Please attach and e-mail the following documents by Wednesday 16 February 2022, to Helena Olsson (Helena.email@example.com):
- Up-to-date curriculum vitae (CV)
- Research proposal (800-1500 words) – A short description of the city case study you wish to conduct within the framework of the research project “Human Rights Perceptions and Practices at the Local level: Cases from Southern Africa and Sweden”. The research proposal should contain: (1) Indication of which selected city, among the four available Southern African cities, will be object of the individual research study; (2) a short account of the main research question(s) and method(s) that are planned to be used; (3) an explanation of the chosen methodology and how it is suitable to contribute to identifying and highlighting the challenges and opportunities regarding the implementation of international and regional human rights standards in the selected city; and (4) an account of the feasibility of conducting and finalising the research study and submitting the first, advance and final draft of the paper and research brief within the above-mentioned timeline.
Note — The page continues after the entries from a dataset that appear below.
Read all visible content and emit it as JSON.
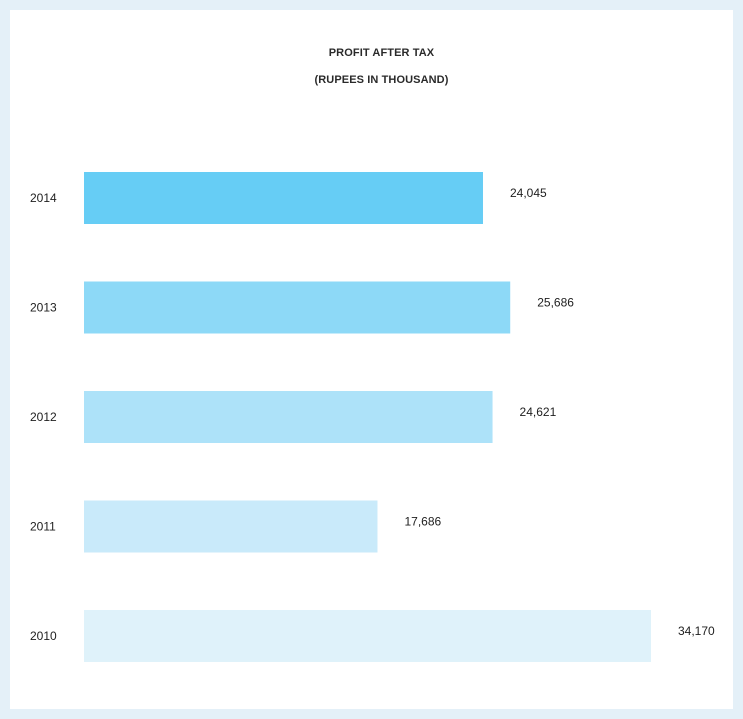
{
  "chart_data": {
    "type": "bar",
    "orientation": "horizontal",
    "title": "PROFIT AFTER TAX",
    "subtitle": "(RUPEES IN THOUSAND)",
    "categories": [
      "2014",
      "2013",
      "2012",
      "2011",
      "2010"
    ],
    "values": [
      24045,
      25686,
      24621,
      17686,
      34170
    ],
    "value_labels": [
      "24,045",
      "25,686",
      "24,621",
      "17,686",
      "34,170"
    ],
    "bar_colors": [
      "#66cdf5",
      "#8dd9f7",
      "#ade2f9",
      "#c9eafa",
      "#dff2fa"
    ],
    "xlabel": "",
    "ylabel": "",
    "grid": false,
    "legend": "none"
  }
}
- Motivation letter (200-600 words) – A personal statement explaining your experience and background in terms of human rights research and local governance, and how that professional background will contribute to the realization of the research project, as a team member.
- Temporal and geographical research plan – Briefly outline when and where the different components of the city case study shall be carried out, taking into consideration the framework and timeline of the research project.
- Simplified budget – Please provide a budget outlining each cost associated with carrying out the city case study, including a rationale for each expenditure (e.g. travels and field research, study visits, materials, etc.).
NB: Please, note that your proposal for the conduction of the city case study will be subject to modifications as per agreement with the general coordinator of the research project and as result of the discussions that will take place during the first research workshop.
An email confirmation that your application has been received will be sent to all applicants.
Evaluation of proposals
All research grant proposals will be evaluated by a Selection Committee comprised of RWI staff having relevant research, human rights and contextual expertise.
The following factors, among others, will be taken into consideration when evaluating proposals:
- quality of the written proposal, i.e. clarity, organisation and design; experience in collaborating with local governments and civil society actors in the cities to be studied;
- relevant publications and own research in the field;
- being a faculty member or affiliated scholar to a university with which ICLD have memoranda of understanding, or that is a member of RWI human rights academic networks in Africa.
Gender equality will be pursued in the team, as well as diversity in backgrounds and other factors that can enrich and broaden perspectives of the study. The decision of the Selection Committee is final.
 The organizers reserve the possibility to organize this initial workshop in an online form, if the measures taken in the contexts of the COVID-19 pandemic recommend or prescribe to do so.
 The organizers reserve the possibility to organize this conference/panel in partnership with the 2022 Word Human Rights City Forum, to be held in October 2022, Gwangju (Korea).